Cito, otra vez, a Tonucci, por la accesibilidad de sus ideas y porque su aparición en medios para aportar su visión como pedagogo ante esta distópica realidad que atravesamos es frecuente en las últimas semanas: “A los niños les falta la escuela pero no como lugar de aprendizaje (añado: de contenidos académicos), sino de encuentro con los amigos (donde reside el aprendizaje más valioso, según mi opinión)”.

En mi colegio, a veces de forma intuitiva, otras de forma consciente, las áreas del currículum se han ido convirtiendo poco a poco en excusas para aprender a convivir, para aprender a cuidarnos a nosotros mismos y a cuidar a las demás personas y lo que nos rodea. El camino que hemos elegido adquiere hoy, incluso, más sentido.

En esto de CUIDAR, nuestro colegio ha hecho un esfuerzo titánico por SER en comunidad, por crear consciencia comunitaria.
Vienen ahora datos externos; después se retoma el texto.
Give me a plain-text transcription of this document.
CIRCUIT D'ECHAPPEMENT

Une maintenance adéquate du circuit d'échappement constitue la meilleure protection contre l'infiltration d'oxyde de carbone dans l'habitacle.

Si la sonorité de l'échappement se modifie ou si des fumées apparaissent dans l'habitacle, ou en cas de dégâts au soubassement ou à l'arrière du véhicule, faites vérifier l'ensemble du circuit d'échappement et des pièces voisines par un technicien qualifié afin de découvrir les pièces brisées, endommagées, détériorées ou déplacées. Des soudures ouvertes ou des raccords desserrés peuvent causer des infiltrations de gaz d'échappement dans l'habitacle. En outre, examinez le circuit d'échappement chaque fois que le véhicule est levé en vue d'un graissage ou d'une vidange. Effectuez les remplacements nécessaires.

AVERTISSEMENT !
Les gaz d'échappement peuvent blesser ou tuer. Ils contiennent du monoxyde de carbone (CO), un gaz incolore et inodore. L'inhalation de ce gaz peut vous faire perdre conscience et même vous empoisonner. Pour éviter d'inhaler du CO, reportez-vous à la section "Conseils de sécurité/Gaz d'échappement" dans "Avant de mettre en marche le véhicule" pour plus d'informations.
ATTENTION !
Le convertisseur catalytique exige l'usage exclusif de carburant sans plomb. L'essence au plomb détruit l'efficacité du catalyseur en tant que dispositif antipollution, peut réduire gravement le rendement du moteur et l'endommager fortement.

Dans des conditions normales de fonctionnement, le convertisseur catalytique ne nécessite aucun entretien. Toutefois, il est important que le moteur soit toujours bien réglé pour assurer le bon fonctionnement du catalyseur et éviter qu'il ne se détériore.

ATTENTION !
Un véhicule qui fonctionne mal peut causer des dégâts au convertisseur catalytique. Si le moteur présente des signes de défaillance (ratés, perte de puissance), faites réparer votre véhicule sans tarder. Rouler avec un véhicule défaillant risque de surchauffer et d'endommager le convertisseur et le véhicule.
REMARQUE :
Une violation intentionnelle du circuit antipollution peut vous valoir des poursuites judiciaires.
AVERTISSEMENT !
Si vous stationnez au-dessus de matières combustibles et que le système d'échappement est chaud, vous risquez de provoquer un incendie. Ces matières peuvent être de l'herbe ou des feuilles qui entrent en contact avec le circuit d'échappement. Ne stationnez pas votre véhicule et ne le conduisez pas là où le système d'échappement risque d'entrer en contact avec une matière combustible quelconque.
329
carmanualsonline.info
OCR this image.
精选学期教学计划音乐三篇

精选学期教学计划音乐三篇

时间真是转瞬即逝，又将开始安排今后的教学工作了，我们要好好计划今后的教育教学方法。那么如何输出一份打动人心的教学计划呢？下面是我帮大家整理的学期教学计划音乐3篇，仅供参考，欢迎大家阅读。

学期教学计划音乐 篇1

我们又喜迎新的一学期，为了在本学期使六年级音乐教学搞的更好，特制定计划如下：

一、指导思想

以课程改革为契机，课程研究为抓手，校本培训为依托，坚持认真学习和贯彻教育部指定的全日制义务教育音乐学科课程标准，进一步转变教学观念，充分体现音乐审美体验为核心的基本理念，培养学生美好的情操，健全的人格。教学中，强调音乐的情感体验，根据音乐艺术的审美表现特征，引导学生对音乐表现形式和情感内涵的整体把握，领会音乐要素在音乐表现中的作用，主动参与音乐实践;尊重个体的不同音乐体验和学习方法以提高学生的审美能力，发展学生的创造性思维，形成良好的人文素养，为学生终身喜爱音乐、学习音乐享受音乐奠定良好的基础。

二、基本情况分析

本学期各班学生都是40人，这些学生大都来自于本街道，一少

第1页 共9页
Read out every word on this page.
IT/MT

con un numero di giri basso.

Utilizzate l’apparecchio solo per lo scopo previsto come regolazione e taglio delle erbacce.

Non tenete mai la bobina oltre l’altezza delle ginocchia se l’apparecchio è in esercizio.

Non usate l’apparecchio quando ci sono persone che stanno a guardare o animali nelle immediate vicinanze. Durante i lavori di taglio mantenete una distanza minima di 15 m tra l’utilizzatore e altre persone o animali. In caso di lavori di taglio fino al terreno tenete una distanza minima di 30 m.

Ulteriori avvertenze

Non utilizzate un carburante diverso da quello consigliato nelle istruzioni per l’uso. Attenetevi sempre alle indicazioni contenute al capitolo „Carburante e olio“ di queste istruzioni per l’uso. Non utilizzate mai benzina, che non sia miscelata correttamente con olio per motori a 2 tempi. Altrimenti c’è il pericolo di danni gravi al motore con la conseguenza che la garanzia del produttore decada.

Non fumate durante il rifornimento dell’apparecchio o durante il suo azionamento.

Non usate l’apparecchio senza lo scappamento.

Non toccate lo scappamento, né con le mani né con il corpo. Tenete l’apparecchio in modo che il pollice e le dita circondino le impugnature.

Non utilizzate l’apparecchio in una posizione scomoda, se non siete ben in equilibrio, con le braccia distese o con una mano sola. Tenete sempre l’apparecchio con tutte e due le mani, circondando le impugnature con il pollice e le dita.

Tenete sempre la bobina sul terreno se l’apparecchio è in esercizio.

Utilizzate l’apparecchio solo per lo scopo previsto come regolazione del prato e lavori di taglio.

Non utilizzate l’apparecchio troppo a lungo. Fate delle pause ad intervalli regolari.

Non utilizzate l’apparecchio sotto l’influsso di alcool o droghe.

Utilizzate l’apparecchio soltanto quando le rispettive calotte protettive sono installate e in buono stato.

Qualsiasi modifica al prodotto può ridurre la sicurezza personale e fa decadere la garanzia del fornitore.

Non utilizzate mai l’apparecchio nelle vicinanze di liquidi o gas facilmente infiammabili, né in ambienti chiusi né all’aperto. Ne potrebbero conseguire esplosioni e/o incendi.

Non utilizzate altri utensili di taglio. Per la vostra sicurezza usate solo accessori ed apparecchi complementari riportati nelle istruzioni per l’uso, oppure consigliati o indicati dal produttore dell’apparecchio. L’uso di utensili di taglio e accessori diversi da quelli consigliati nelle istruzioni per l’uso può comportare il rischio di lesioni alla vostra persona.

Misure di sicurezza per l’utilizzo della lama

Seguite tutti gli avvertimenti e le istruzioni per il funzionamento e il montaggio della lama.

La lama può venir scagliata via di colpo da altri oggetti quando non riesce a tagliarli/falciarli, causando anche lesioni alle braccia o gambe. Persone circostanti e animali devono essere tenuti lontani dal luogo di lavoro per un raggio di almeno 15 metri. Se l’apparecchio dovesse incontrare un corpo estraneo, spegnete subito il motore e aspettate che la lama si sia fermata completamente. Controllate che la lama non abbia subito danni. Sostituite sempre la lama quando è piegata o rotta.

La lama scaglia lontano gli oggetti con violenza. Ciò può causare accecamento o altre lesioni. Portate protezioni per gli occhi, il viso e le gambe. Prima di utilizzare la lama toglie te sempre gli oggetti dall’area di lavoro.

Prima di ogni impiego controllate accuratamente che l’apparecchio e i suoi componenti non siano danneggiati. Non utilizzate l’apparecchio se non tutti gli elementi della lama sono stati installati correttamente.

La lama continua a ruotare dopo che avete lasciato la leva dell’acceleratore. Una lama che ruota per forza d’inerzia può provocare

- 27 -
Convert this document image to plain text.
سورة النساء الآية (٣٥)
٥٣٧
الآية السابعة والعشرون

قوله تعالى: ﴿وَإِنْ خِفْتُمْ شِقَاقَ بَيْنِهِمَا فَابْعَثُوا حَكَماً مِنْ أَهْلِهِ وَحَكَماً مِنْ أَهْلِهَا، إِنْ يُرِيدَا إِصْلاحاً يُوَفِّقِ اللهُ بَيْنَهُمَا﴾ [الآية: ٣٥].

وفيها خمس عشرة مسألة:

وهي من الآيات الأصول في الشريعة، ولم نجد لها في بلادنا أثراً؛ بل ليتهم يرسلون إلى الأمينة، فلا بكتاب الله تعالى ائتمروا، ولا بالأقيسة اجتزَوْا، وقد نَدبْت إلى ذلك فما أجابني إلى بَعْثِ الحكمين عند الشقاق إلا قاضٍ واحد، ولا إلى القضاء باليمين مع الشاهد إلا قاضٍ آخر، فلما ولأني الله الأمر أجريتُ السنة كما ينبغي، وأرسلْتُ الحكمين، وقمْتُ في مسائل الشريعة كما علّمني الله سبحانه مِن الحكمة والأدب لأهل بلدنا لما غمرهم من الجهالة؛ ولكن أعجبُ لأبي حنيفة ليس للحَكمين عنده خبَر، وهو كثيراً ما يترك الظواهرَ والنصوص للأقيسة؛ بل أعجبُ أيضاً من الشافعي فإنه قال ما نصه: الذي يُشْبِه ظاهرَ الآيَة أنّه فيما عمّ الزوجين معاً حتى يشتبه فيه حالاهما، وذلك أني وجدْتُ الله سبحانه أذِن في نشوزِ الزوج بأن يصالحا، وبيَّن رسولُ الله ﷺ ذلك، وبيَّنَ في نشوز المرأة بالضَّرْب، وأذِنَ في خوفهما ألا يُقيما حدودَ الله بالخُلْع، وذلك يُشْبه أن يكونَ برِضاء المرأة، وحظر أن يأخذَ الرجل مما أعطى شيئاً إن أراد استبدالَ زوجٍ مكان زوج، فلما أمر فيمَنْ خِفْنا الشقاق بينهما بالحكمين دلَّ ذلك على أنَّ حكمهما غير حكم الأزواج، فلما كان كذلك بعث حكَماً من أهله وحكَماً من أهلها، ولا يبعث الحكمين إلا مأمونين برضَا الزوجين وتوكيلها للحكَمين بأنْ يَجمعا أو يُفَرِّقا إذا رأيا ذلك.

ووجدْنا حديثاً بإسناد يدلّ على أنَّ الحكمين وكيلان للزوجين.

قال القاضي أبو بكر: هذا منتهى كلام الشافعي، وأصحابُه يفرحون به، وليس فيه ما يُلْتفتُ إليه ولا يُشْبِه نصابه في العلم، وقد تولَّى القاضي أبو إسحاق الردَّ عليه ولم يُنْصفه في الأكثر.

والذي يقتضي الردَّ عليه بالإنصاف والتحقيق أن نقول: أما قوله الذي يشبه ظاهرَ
En un proyecto precioso, impulsado por el Colectivo Harimaguada,  en corresponsabilidad con el Cabildo de Tenerife, Los cuidados, mejor compartidos, (gracias infinitas a quienes lo construyeron y formaron parte) se comenzaron a crear redes entre diferentes instituciones, organismos, centros educativos y personas para establecer lazos de cuidados comunitarios tejidos desde y para la igualdad. El proyecto como tal cayó al desaparecer su financiación, pero nuestro centro quiso continuar apoyándose en toda la fuerza maravillosa de la palabra CUIDADOS, que se coló por cada grieta del edificio y por cada poro de nuestra piel porque ya, en esencia, estaba ahí, en el personal docente y no docente, en las familias, en el alumnado.

Pero un proyecto de este calado se desmorona si no hay un apoyo institucional detrás que lo financie. Porque algo tan importante y tan bonito requiere inversión en tiempo, formación y recursos si se quiere hacer bien.

Y no sólo recursos (humanos, especialmente). Como una triste metáfora del sistema educativo, nuestro colegio, como infraestructura, permanece completamente aislado de su entorno y alejado, como elemento arquitectónico, de los intereses, los gustos y las preferencias de sus principales destinatarios: los niños y las niñas.

Por alguna incomprensible razón, el sistema educativo sigue funcionando de forma estanca, como si se bastase solo para educar a un niño o a una niña de forma integral. Escuela, Familia, Sanidad, Psicología, Trabajo Social, Nutrición, Psiquiatría y etcétera caminamos en paralelo, casi sin tocarnos; muchas veces, sin escucharnos. Y así perdemos en el arduo y solitario camino a un importante número de alumnos y alumnas, tirando barro a la pared, cada especialidad por su lado, pero sin trabajar cooperativamente.

El CEIP Las Mercedes es el colegio del pueblo, pero está lejos de su núcleo. Supongo que eligieron su ubicación por evidentes cuestiones de espacio y por las condiciones favorables del terreno cuando se construyó en la primera mitad de la década de los 70. En esa necesidad apremiante para dotar de infraestructura a un sistema educativo universal, hubo prisas y errores.

El mismo proyecto de arquitectura sirvió para colegios en zonas climatológicamente muy distintas: desde una muy lluviosa, húmeda y fría (la nuestra), pasando por una zona de medianía con pocos días de lluvia al año y temperaturas más suaves, hasta una más cercana a la costa, con muchos días de sol intenso.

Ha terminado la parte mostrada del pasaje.